Polda Jawa Tengah Amankan Pelaku Pembuat Air Zam Zam Palsu

SEMARANG — Pihak kepolisian Polda Jawa Tengah berhasil mengungkap kasus peredaran air zam zam palsu dalam kemasan ukuran 5 liter, yang sepintas mirip dengan aslinya karena didesain sedemikian rupa dan diberi label Arab Saudi.
Berdasarkan press release dari Polda Jatim, Kepala Subdit 1 Indagsi ( Industri, Perdagangan dan Investasi ) Direktorat Reserse Kriminal Khusus ( Ditreskrimsus ) Polda Jawa Tengah, Kombes Pol. AKBP Juli Agung Pramono menerangkan, sekilas tidak bisa membedakan air zam  zam asli dengan yang palsu.
“Tersangka dengan rapi dan teliti dalam mengemasnya, mirip dengan aslinya ” jelasnya.
Tersangka memproduksi air zam zam palsu tersebut di sebuah rumah berlantai dua, yang selama ini dia tempati. Air zam zam palsu dibuat dari air artetis dari sumur tanah milik tersangka, selanjutnya air tersebut dimasukkan ke dalam sebuah tabung yang berfungsi sebagai saringan penyulingan.
Selain mengamankan barang bukti, polisi juga telah menangkap pelaku tunggal pemalsuan air zam zam, inisial PW ( 48 ).Tersangka terlihat sangat profesional, selain mampu meniru label – label dengan huruf arab, hingga ” barkode ” yang mirip yang dikeluarkan oleh pihak Bandara Internasional King Abdul Aziz, Jeddah, Saudi Arabia.

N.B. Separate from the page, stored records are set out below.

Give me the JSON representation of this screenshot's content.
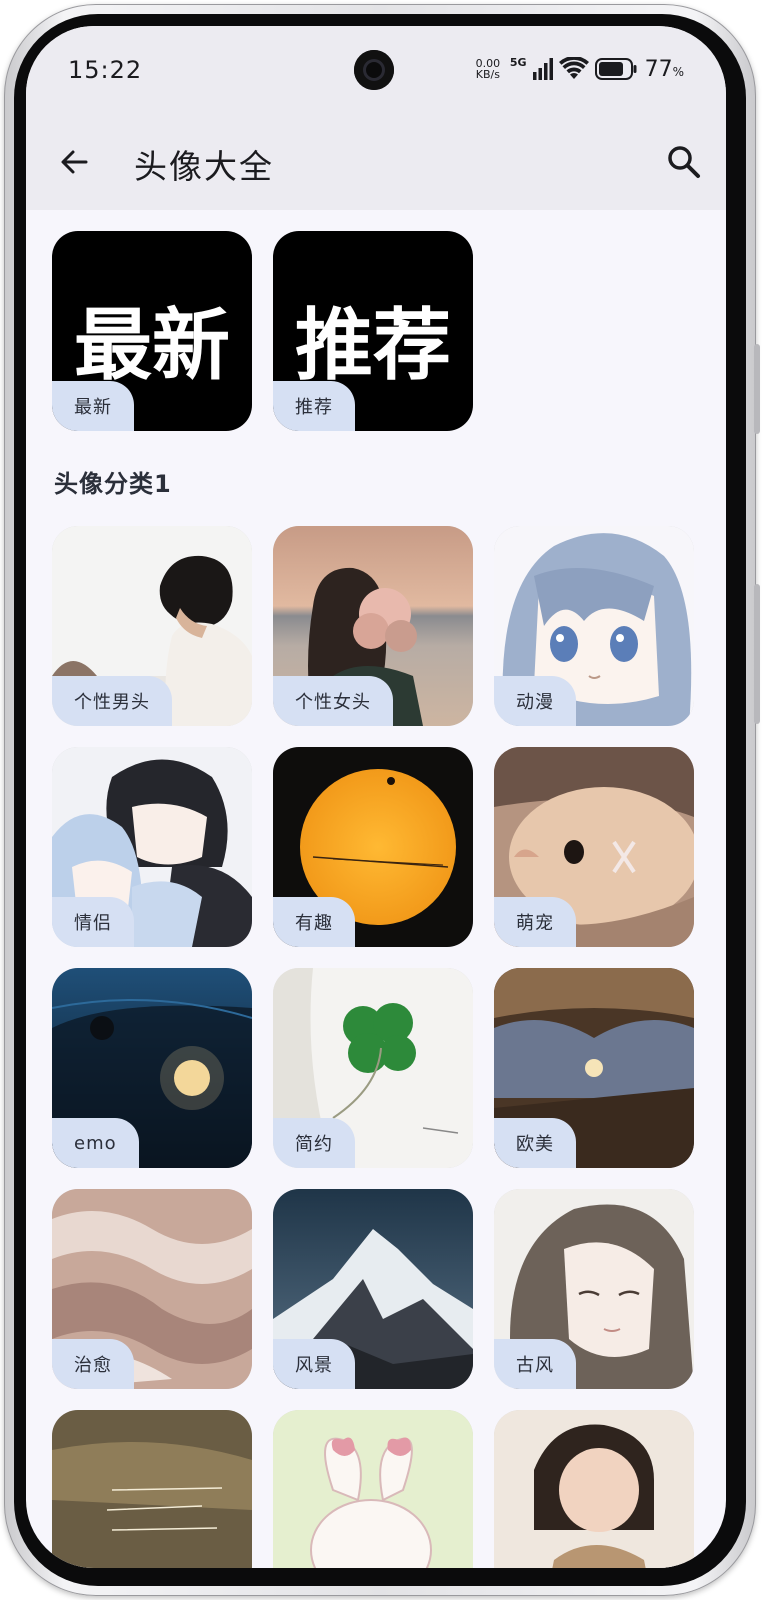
{
  "status_bar": {
    "time": "15:22",
    "net_speed_value": "0.00",
    "net_speed_unit": "KB/s",
    "network": "5G",
    "battery_percent": "77",
    "battery_unit": "%"
  },
  "app_bar": {
    "title": "头像大全"
  },
  "featured": [
    {
      "big_text": "最新",
      "label": "最新"
    },
    {
      "big_text": "推荐",
      "label": "推荐"
    }
  ],
  "section": {
    "title": "头像分类1"
  },
  "categories": [
    {
      "label": "个性男头"
    },
    {
      "label": "个性女头"
    },
    {
      "label": "动漫"
    },
    {
      "label": "情侣"
    },
    {
      "label": "有趣"
    },
    {
      "label": "萌宠"
    },
    {
      "label": "emo"
    },
    {
      "label": "简约"
    },
    {
      "label": "欧美"
    },
    {
      "label": "治愈"
    },
    {
      "label": "风景"
    },
    {
      "label": "古风"
    },
    {
      "label": ""
    },
    {
      "label": ""
    },
    {
      "label": ""
    }
  ],
  "colors": {
    "screen_bg": "#f7f6fc",
    "appbar_bg": "#ecebf1",
    "label_chip_bg": "#d6e0f3",
    "featured_bg": "#000000"
  }
}
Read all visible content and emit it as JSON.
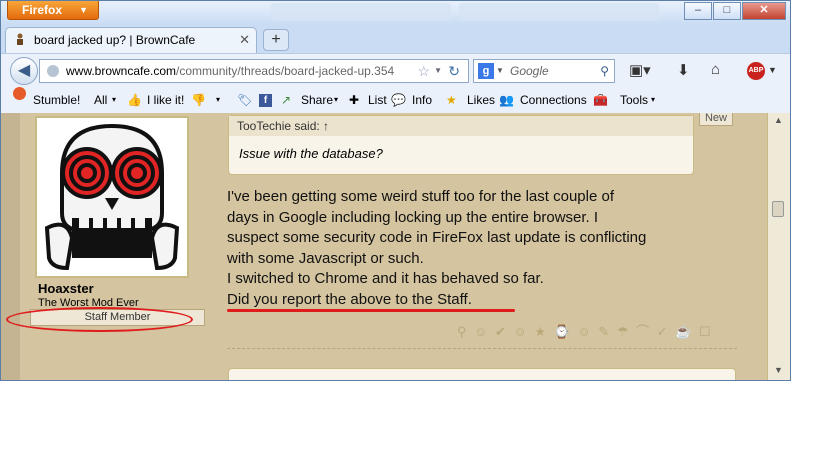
{
  "browser": {
    "app_button": "Firefox",
    "tab_title": "board jacked up? | BrownCafe",
    "new_tab_label": "+",
    "window_controls": {
      "minimize": "–",
      "maximize": "□",
      "close": "✕"
    }
  },
  "navbar": {
    "back_icon": "back-arrow-icon",
    "url_host": "www.browncafe.com",
    "url_path": "/community/threads/board-jacked-up.354",
    "search_placeholder": "Google",
    "search_engine_letter": "g",
    "icons": [
      "bookmarks-icon",
      "download-icon",
      "home-icon",
      "adblock-icon"
    ],
    "adblock_label": "ABP"
  },
  "stumblebar": {
    "stumble_label": "Stumble!",
    "all_label": "All",
    "ilike_label": "I like it!",
    "share_label": "Share",
    "list_label": "List",
    "info_label": "Info",
    "likes_label": "Likes",
    "connections_label": "Connections",
    "tools_label": "Tools"
  },
  "post": {
    "username": "Hoaxster",
    "user_title": "The Worst Mod Ever",
    "badge": "Staff Member",
    "new_badge": "New",
    "quote_author": "TooTechie said: ↑",
    "quote_text": "Issue with the database?",
    "message_lines": [
      "I've been getting some weird stuff too for the last couple of",
      "days in Google including locking up the entire browser. I",
      "suspect some security code in FireFox last update is conflicting",
      "with some Javascript or such.",
      "I switched to Chrome and it has behaved so far.",
      "Did you report the above to the Staff."
    ],
    "reaction_icons": "⚲ ☺ ✔ ☺ ★ ⌚ ☺ ✎ ☂ ⌒ ✓ ☕ ☐"
  },
  "colors": {
    "accent_red": "#e01b1b",
    "forum_bg": "#d4c4a0",
    "firefox_orange": "#e56b0c"
  }
}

Tapi jika diperhatikan secara seksama, terdapat beberapa keganjilan antara lain, kemasan tampilan luar menggunakan berkode agak aneh karena kualitas cetakannya tidak sempurna. 
Tersangka mengaku baru mengedarkannya selam tiga bulan, dalam sehari mampu memproduksi sebanyak 15 dus. Omzet pendapatan per bulannya diperkirakan sekitar Rp.35 juta, dan sudah telanjur dijual di beberapa toko oleh – oleh haji di sekitar wilayah Jabodetabek. 
Polda Jawa Tengah menghimbau warga masyarakat untuk mewaspadai peredaran air zam – zam palsu tersebut, sebelum membeli hendaknya meneliti dulu label kemasannya. Air zam zam palsu bikinan Pandu Wicaksono ciri khasnya label kemasannya kurang jelas dan barkodenya pecah – pecah alias tidak sempurna.
SENIN, 05 Oktober 2015
Jurnalis       : Eko Sulestyono
Foto            : Eko Sulestyono
Editor         : ME. Bijo Dirajo
Lihat juga...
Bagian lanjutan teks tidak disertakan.